Il Circolo Astrofili di Milano è un’associazione culturale senza fini di lucro che sin dal 1932 opera per la divulgazione dell’astronomia e della scienza. Quest’anno, come sempre accaduto dall’inizio degli anni “90”, si doveva tenere la XXIII edizione di “Astronomia in piazza”, purtroppo, come sempre più spesso accade in città, a rovinare la festa degli appassionati del settore, ci ha pensato la “giunta” Pisapia.

La manifestazione, si doveva tenere il 7 giugno in piazza Duomo. Il programma prevedeva fosse allestita una mostra fotografica con immagini del cielo realizzate dai soci, meridiane e orologi solari, che gli astrofili avrebbero descritto e spiegato ai visitatori. Alle 12.55, salvo eventuali funzioni religiose, si sarebbe svolta anche una visita guidata all’interno della cattedrale con tema “Come funziona un orologio solare: visita guidata alla Meridiana del Duomo”.

 Infine, durante il pomeriggio, grazie a strumenti particolari i milanesi avrebbero potuto osservare sole e luna, mentre la sera i ai numerosi telescopi portati in piazza avrebbero consentito l’osservazione della volta celeste. Il tutto ovviamente in modo completamente gratuito.

A mettere la parola fine al ripetersi di questa interessante tradizione ci ha pensato la “giunta” Pisapia, che con un comunicato ne ha impedito lo svolgimento. A spiegare il perché è il consigliere del Circolo Astrofili di Milano, Filippo Riccio: “Solo questa mattina (ieri ndr) ci è stato comunicato, che il comune ha deciso di chiudere fino al 15 settembre piazza Duomo a tutte le iniziative. Compresa la manifestazione Astronomia in Piazza Duomo, programmata per sabato, che il nostro Circolo organizza da più di vent’anni portando dei telescopi per l’osservazione del cielo nella piazza, a spese ovviamente dei soci e senza sponsorizzazione politica di alcun tipo”.

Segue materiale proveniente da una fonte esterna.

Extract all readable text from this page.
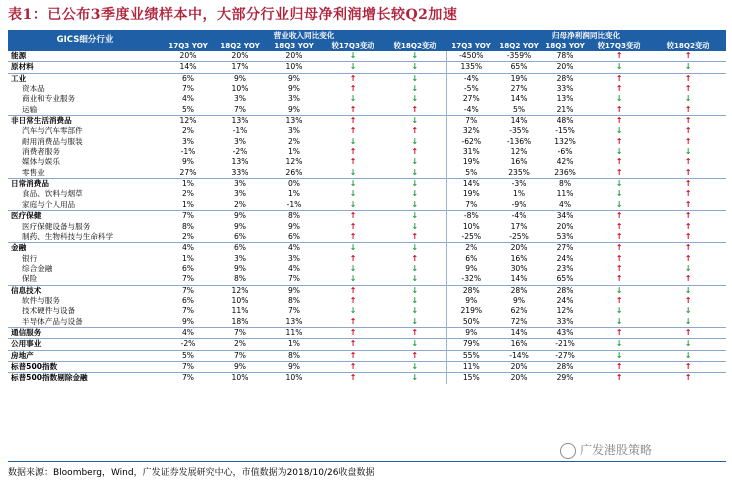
表1：已公布3季度业绩样本中，大部分行业归母净利润增长较Q2加速
GICS细分行业	营业收入同比变化					归母净利润同比变化				
	17Q3 YOY	18Q2 YOY	18Q3 YOY	较17Q3变动	较18Q2变动	17Q3 YOY	18Q2 YOY	18Q3 YOY	较17Q3变动	较18Q2变动
能源	20%	20%	20%	↓	↓	-450%	-359%	78%	↑	↑
原材料	14%	17%	10%	↓	↓	135%	65%	20%	↓	↓
工业	6%	9%	9%	↑	↓	-4%	19%	28%	↑	↑
资本品	7%	10%	9%	↑	↓	-5%	27%	33%	↑	↑
商业和专业服务	4%	3%	3%	↓	↓	27%	14%	13%	↓	↓
运输	5%	7%	9%	↑	↑	-4%	5%	21%	↑	↑
非日常生活消费品	12%	13%	13%	↑	↓	7%	14%	48%	↑	↑
汽车与汽车零部件	2%	-1%	3%	↑	↑	32%	-35%	-15%	↓	↑
耐用消费品与服装	3%	3%	2%	↓	↓	-62%	-136%	132%	↑	↑
消费者服务	-1%	-2%	1%	↑	↑	31%	12%	-6%	↓	↓
媒体与娱乐	9%	13%	12%	↑	↓	19%	16%	42%	↑	↑
零售业	27%	33%	26%	↓	↓	5%	235%	236%	↑	↑
日常消费品	1%	3%	0%	↓	↓	14%	-3%	8%	↓	↑
食品、饮料与烟草	2%	3%	1%	↓	↓	19%	1%	11%	↓	↑
家庭与个人用品	1%	2%	-1%	↓	↓	7%	-9%	4%	↓	↑
医疗保健	7%	9%	8%	↑	↓	-8%	-4%	34%	↑	↑
医疗保健设备与服务	8%	9%	9%	↑	↓	10%	17%	20%	↑	↑
制药、生物科技与生命科学	2%	6%	6%	↑	↑	-25%	-25%	53%	↑	↑
金融	4%	6%	4%	↓	↓	2%	20%	27%	↑	↑
银行	1%	3%	3%	↑	↑	6%	16%	24%	↑	↑
综合金融	6%	9%	4%	↓	↓	9%	30%	23%	↑	↓
保险	7%	8%	7%	↓	↓	-32%	14%	65%	↑	↑
信息技术	7%	12%	9%	↑	↓	28%	28%	28%	↓	↓
软件与服务	6%	10%	8%	↑	↓	9%	9%	24%	↑	↑
技术硬件与设备	7%	11%	7%	↓	↓	219%	62%	12%	↓	↓
半导体产品与设备	9%	18%	13%	↑	↓	50%	72%	33%	↓	↓
通信服务	4%	7%	11%	↑	↑	9%	14%	43%	↑	↑
公用事业	-2%	2%	1%	↑	↓	79%	16%	-21%	↓	↓
房地产	5%	7%	8%	↑	↑	55%	-14%	-27%	↓	↓
标普500指数	7%	9%	9%	↑	↓	11%	20%	28%	↑	↑
标普500指数剔除金融	7%	10%	10%	↑	↓	15%	20%	29%	↑	↑
数据来源：Bloomberg，Wind，广发证券发展研究中心，市值数据为2018/10/26收盘数据
广发港股策略
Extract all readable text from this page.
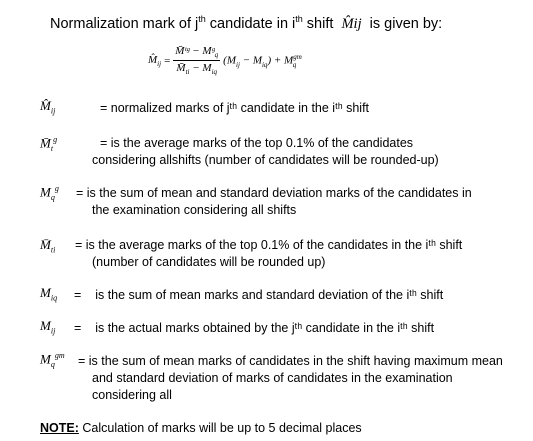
Normalization mark of $j^{th}$ candidate in $i^{th}$ shift  M̂ij  is given by:
$M̂_{ij} = \frac{M̄ᵗᵍ - Mᵍ_q}{M̄_{ti} - M_{iq}} (M_{ij} - M_{iq}) + M^{gm}_q$
$M̂_{ij}$	= normalized marks of jᵗʰ candidate in the iᵗʰ shift
$M̄_t^g$	= is the average marks of the top 0.1% of the candidates
considering allshifts (number of candidates will be rounded-up)
$M_q^g$ = is the sum of mean and standard deviation marks of the candidates in
the examination considering all shifts
$M̄_{ti}$ = is the average marks of the top 0.1% of the candidates in the iᵗʰ shift
(number of candidates will be rounded up)
$M_{iq}$ =    is the sum of mean marks and standard deviation of the iᵗʰ shift
$M_{ij}$ =    is the actual marks obtained by the jᵗʰ candidate in the iᵗʰ shift
$M_q^{gm}$ = is the sum of mean marks of candidates in the shift having maximum mean
and standard deviation of marks of candidates in the examination
considering all
NOTE: Calculation of marks will be up to 5 decimal places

Riccio purtroppo non sa che a Milano per organizzare manifestazioni  le sponsorizzazioni politiche bisogna averle e devono provenire dai partiti che governano la città. Appare assai bizzarro e inspiegabile il divieto imposto, dopo che a poche centinaia di metri, sempre per volontà della giunta, si sta facendo scempio di un’altra storica e monumentale piazza. Probabilmente l’unico motivo per cui è stato preso questo provvedimento,  è la volontà degli arancioni di  affermare a propria “sovranità” su tutto il territorio cittadino.

In conclusione, anche su questa bella iniziativa ha soffiato il vento del cambiamento, peccato che abbia portato dense nuvole a oscurare le stelle.